DROITCOUR  Joe, what do you think of a microbiome as a representation of a person as opposed to a genetic code, for instance? 

OSMUNDSON  Oh my god, I think so much. I’m a biologist who is critical of a lot of genetics and genomics. In general, scientists are poorly educated on aspects of identity. There is no biological race. Using genetic information from ancestry.com to understand identity is really wrong. Your microbiome has a lot to do with culture: your environment, the places you go, the things you touch, the people you’re around. It has a lot to do with poverty, nutrition, geography. So the politics are even more obvious in the microbiome than in the genome. 

DROITCOUR  Josh, have your ideas about environment and identity changed through the process of experimentation?

KLINE  I haven’t been making much of this work recently, but the idea of the site and non-site, or person and non-person, is still important to me. Ideas about class are expressed through concepts of uncleanliness, spiritual dirtiness, untouchables. When people are using Purell, are they using it because they’re afraid they might get sick, or because they were on the subway and came into contact with someone who’s poor? 

OSMUNDSON  Josh, have you ever rerun the same experiment from the same sample? That’s what I be interested in, if I were peer-reviewing your art.  

KLINE  No, there’s no rigorous laboratory practice. While installing an iteration of this work, I had a graphic designer come in and spit in a Ziploc bag. I just dumped the spit in the agar gel and threw the bag away. These works are not for sale—not that my gallery has even tried—because I don’t want to be responsible for reproducing them.

OSMUNDSON  Reproducibility is interesting to me, because results of samples taken from the same person at different times could be huge. For example, with race, the genetic differences within races are bigger than the differences between them, showing how useless race is as a biological construct. 
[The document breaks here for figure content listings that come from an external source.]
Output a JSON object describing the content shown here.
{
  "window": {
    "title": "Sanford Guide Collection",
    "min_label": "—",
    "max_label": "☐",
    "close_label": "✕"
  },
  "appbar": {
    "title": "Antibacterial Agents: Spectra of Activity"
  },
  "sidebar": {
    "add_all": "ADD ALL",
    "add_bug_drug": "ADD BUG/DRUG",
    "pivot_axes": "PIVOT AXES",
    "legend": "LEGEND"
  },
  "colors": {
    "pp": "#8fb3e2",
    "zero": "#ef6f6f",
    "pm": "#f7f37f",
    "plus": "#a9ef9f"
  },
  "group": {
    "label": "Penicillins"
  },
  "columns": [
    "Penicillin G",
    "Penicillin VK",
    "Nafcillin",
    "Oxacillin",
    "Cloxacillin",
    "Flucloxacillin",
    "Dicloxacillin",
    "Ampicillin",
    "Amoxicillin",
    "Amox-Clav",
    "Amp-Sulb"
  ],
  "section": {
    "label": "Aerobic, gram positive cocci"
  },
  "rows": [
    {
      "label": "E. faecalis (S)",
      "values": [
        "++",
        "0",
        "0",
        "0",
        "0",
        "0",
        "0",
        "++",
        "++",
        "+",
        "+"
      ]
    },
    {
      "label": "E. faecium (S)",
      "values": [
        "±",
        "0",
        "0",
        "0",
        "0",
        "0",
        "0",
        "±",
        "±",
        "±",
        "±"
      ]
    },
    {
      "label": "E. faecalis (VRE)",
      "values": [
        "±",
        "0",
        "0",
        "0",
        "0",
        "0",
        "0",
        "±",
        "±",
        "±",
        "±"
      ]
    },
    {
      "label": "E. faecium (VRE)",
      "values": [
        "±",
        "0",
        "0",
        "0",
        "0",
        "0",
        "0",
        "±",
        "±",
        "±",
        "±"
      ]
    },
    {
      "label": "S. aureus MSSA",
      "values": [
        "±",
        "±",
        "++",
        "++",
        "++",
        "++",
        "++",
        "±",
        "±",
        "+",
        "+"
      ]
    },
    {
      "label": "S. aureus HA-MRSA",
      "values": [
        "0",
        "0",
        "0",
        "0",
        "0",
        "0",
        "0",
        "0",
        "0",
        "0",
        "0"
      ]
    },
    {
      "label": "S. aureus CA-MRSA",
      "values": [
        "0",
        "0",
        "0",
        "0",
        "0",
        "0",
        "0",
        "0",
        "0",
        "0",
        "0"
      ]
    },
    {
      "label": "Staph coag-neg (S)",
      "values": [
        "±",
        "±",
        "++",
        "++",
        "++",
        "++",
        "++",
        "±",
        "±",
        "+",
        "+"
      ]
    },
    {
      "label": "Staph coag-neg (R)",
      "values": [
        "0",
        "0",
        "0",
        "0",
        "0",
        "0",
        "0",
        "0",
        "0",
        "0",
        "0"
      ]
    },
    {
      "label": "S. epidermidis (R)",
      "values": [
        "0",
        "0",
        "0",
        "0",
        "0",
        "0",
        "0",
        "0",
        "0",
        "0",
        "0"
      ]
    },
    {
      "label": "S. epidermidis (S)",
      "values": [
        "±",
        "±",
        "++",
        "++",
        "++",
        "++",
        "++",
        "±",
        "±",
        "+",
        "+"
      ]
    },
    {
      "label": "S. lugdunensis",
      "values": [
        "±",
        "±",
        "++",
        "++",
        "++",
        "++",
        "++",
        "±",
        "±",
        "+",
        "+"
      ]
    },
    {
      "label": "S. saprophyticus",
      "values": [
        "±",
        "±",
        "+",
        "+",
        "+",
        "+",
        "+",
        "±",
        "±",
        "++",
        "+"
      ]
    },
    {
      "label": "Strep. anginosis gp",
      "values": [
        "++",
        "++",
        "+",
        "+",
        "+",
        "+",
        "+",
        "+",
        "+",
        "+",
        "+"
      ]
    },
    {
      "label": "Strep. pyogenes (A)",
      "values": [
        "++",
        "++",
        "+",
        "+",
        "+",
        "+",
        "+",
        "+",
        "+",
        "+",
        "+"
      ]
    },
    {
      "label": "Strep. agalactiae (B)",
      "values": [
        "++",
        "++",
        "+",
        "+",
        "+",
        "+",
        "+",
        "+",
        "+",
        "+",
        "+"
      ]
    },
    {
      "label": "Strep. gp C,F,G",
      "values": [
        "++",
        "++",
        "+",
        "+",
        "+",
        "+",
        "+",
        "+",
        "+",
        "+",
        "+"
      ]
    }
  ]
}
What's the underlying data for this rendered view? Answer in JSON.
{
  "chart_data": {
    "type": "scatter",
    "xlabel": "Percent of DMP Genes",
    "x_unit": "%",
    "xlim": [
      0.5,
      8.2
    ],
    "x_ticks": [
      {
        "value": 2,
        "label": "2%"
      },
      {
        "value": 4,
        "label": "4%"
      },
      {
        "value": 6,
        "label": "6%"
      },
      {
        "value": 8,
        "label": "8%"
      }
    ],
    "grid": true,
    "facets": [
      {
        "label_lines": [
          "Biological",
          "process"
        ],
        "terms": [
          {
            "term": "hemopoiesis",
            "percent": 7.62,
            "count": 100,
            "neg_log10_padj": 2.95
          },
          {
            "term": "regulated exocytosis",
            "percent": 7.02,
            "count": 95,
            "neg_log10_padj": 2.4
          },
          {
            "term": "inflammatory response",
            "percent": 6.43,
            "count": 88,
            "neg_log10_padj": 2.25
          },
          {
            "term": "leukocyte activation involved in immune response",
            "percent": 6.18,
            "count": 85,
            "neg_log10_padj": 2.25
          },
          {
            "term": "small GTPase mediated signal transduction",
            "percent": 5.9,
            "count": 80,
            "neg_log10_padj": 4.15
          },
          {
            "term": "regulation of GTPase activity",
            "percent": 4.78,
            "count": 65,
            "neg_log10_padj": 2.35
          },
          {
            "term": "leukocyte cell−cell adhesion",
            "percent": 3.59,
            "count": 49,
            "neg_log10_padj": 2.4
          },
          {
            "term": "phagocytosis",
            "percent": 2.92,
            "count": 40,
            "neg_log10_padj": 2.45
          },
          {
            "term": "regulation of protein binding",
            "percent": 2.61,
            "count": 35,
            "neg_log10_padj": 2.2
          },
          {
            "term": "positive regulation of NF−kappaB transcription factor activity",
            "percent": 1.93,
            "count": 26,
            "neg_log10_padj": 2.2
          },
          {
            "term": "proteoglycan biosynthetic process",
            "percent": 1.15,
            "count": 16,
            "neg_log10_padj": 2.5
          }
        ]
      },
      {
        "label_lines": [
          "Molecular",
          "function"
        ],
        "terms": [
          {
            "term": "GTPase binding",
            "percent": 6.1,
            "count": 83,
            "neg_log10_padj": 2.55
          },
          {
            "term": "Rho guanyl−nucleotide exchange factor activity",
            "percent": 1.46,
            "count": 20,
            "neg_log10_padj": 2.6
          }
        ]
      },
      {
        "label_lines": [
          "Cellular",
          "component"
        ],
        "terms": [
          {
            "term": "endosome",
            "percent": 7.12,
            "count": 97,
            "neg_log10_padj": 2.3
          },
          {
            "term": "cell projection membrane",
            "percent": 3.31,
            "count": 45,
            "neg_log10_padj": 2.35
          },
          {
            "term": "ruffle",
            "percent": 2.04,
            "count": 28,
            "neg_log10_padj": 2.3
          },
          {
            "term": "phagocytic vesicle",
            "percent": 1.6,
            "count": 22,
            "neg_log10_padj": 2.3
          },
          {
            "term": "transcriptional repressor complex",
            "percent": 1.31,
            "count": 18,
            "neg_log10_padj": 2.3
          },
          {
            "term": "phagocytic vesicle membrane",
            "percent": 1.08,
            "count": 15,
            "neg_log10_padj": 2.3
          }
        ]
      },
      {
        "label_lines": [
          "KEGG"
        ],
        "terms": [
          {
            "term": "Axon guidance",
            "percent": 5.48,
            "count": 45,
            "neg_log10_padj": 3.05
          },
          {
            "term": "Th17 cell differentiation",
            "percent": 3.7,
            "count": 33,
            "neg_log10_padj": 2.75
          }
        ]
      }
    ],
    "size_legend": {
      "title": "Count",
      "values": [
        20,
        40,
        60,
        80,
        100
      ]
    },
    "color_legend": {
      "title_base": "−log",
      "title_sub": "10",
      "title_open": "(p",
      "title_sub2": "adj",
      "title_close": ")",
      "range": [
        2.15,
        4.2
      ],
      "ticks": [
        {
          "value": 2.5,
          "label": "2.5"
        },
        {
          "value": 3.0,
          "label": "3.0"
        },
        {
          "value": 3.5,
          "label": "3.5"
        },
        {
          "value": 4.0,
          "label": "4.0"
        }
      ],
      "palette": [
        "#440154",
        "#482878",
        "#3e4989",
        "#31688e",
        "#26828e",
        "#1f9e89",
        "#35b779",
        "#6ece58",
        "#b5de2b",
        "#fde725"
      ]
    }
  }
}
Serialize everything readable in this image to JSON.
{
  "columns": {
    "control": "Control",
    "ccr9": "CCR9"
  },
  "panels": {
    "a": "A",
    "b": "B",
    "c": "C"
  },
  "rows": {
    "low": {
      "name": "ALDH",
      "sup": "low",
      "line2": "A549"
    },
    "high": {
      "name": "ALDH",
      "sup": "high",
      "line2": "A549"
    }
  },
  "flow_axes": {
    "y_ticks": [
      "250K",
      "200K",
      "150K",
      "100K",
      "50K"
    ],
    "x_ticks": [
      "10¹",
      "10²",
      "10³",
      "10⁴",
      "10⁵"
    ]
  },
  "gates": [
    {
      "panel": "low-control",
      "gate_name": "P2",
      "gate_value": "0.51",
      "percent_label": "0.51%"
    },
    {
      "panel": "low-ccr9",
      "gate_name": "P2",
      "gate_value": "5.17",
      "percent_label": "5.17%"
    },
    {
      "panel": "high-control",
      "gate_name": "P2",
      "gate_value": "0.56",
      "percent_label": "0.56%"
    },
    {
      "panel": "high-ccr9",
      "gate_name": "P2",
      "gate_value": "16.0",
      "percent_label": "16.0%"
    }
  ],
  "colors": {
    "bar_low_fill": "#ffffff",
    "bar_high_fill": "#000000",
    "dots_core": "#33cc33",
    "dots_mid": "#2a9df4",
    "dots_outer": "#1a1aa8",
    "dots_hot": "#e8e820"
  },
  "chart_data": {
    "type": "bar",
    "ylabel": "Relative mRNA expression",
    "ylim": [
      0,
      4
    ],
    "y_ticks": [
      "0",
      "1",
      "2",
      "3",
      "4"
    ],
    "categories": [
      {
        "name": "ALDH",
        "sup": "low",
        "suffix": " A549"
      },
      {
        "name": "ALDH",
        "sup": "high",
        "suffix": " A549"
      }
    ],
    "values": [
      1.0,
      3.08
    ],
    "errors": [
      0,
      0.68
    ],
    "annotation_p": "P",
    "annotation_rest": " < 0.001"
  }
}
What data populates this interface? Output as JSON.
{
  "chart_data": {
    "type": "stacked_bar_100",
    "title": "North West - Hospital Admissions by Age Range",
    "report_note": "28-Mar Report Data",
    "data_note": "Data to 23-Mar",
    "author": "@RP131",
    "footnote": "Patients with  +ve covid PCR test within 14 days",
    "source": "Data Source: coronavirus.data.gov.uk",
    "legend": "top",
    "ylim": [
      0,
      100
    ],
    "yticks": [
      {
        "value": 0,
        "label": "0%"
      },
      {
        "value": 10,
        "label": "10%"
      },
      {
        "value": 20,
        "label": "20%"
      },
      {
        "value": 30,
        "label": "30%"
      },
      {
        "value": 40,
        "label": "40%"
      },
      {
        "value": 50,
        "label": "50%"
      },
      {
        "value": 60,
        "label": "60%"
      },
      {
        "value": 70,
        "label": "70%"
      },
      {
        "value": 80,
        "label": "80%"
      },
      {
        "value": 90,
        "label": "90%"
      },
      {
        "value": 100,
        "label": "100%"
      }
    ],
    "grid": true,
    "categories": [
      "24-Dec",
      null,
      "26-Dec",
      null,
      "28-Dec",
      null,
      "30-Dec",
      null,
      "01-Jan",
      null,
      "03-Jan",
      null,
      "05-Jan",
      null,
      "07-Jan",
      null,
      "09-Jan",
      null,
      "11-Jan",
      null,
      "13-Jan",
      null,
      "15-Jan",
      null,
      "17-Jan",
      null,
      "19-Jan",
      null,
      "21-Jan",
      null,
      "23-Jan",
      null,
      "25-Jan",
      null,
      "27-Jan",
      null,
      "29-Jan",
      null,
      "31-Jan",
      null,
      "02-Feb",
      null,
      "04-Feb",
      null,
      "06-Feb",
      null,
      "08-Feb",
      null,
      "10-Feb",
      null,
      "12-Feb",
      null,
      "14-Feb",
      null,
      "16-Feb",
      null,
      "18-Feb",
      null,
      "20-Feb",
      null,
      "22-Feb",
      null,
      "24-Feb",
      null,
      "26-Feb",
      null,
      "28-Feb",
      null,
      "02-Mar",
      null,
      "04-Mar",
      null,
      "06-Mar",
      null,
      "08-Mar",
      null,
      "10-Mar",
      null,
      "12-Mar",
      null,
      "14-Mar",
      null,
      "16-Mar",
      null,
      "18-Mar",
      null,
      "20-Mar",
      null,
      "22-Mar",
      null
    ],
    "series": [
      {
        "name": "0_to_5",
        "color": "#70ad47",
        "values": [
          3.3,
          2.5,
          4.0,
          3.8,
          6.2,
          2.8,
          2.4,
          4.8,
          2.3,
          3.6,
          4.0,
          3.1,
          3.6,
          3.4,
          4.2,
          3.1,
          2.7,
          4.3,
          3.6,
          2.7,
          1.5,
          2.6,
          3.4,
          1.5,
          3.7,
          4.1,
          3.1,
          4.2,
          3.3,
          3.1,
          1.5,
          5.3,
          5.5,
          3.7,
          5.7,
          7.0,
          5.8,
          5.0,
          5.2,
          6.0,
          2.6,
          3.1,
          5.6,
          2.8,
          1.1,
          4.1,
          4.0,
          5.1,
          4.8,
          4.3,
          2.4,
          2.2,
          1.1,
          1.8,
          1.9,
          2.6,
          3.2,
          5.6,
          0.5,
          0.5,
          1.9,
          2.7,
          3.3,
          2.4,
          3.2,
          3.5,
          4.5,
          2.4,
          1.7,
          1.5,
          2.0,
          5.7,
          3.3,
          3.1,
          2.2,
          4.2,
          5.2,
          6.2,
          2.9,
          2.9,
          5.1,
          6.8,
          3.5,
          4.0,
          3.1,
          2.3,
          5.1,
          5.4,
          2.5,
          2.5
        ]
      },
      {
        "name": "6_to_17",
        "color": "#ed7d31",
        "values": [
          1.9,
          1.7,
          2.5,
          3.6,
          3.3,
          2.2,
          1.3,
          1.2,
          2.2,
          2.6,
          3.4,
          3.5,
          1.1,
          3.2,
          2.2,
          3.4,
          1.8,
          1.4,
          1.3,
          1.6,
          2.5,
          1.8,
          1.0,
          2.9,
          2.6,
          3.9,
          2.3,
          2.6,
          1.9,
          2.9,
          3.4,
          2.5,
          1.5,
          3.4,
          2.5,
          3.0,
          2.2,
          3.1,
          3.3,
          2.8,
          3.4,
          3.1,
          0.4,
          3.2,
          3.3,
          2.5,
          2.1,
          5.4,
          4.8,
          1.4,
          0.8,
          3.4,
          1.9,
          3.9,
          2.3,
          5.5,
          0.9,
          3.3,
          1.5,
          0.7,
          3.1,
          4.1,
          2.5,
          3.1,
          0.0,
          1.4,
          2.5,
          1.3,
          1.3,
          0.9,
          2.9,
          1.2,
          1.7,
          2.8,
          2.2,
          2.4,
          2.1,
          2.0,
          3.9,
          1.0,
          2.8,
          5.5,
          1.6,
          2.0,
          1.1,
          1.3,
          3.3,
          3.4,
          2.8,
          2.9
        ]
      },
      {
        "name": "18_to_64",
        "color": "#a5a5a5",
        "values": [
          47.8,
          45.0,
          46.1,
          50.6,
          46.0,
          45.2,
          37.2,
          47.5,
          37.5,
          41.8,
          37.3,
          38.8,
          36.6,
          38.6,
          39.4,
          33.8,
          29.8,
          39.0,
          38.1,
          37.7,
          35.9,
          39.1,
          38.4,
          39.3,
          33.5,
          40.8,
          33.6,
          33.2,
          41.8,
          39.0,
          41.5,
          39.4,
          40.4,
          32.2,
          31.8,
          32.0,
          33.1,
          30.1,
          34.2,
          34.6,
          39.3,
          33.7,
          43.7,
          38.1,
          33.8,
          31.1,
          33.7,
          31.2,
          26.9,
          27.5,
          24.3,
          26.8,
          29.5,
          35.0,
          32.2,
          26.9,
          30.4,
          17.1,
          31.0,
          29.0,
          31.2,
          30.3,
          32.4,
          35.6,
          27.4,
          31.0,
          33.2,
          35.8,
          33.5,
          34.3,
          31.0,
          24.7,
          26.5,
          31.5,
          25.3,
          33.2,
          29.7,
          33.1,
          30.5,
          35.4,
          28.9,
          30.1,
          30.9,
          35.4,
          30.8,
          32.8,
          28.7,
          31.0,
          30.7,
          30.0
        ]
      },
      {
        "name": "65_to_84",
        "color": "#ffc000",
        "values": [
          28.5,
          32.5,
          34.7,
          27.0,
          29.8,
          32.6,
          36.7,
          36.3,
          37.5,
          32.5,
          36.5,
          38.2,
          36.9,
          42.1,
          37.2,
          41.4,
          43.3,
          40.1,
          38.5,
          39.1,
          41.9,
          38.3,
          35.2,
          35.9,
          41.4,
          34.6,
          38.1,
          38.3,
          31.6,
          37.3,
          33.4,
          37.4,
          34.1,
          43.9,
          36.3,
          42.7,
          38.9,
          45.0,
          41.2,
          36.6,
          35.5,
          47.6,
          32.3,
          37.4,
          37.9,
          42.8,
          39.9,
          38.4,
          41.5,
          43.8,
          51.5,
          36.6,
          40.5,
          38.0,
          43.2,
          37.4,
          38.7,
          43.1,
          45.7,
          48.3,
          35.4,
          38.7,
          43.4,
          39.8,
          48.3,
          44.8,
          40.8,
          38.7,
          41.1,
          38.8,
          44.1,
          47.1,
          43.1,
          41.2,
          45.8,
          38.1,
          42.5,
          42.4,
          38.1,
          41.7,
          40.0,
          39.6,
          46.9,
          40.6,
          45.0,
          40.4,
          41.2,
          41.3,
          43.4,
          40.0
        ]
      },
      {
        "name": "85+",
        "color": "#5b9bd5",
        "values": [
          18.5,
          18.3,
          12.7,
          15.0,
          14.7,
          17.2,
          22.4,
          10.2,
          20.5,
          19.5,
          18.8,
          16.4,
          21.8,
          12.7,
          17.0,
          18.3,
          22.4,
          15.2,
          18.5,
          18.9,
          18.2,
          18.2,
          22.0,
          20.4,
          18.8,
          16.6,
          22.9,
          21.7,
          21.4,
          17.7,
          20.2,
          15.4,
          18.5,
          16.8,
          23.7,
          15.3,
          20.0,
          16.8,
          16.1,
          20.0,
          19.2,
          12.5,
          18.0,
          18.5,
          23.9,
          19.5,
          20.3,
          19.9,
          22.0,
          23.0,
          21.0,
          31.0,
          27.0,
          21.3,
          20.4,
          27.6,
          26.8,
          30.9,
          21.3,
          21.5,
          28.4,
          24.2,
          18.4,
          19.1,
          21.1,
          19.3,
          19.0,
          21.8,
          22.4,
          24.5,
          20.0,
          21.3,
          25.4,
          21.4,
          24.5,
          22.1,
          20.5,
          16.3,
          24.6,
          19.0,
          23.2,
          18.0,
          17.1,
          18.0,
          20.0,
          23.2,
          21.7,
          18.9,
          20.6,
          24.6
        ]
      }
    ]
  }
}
DROITCOUR  Ruba, in your essay you cite Jane Bennett, a philosopher who looks at interactions between microorganism and bodies as models for political or social organization. Could you talk about her understanding of personhood? 

KATRIB  Bennet is one of many theorists who are questioning the boundaries of human and non-humans, living and non-living matter. There’s a section of her book Vibrant Matter where she summons what she ate for breakfast, the particles in the air, and other entities as collaborators and co-authors of the text. We’re changing every day because of our changing environmental factors, and Bennett points to the role of these elements in the production of her intellectual work. The artists I’m interested in set up situations where many named and unnamed participants have an effect on the result. 

OSMUNDSON   Artists make the invisible visible. And it happens with microbiology naturally. Microorganisms are invisible, but they have real effects in our everyday life, and that’s what draws a lot of artists to thinking about them.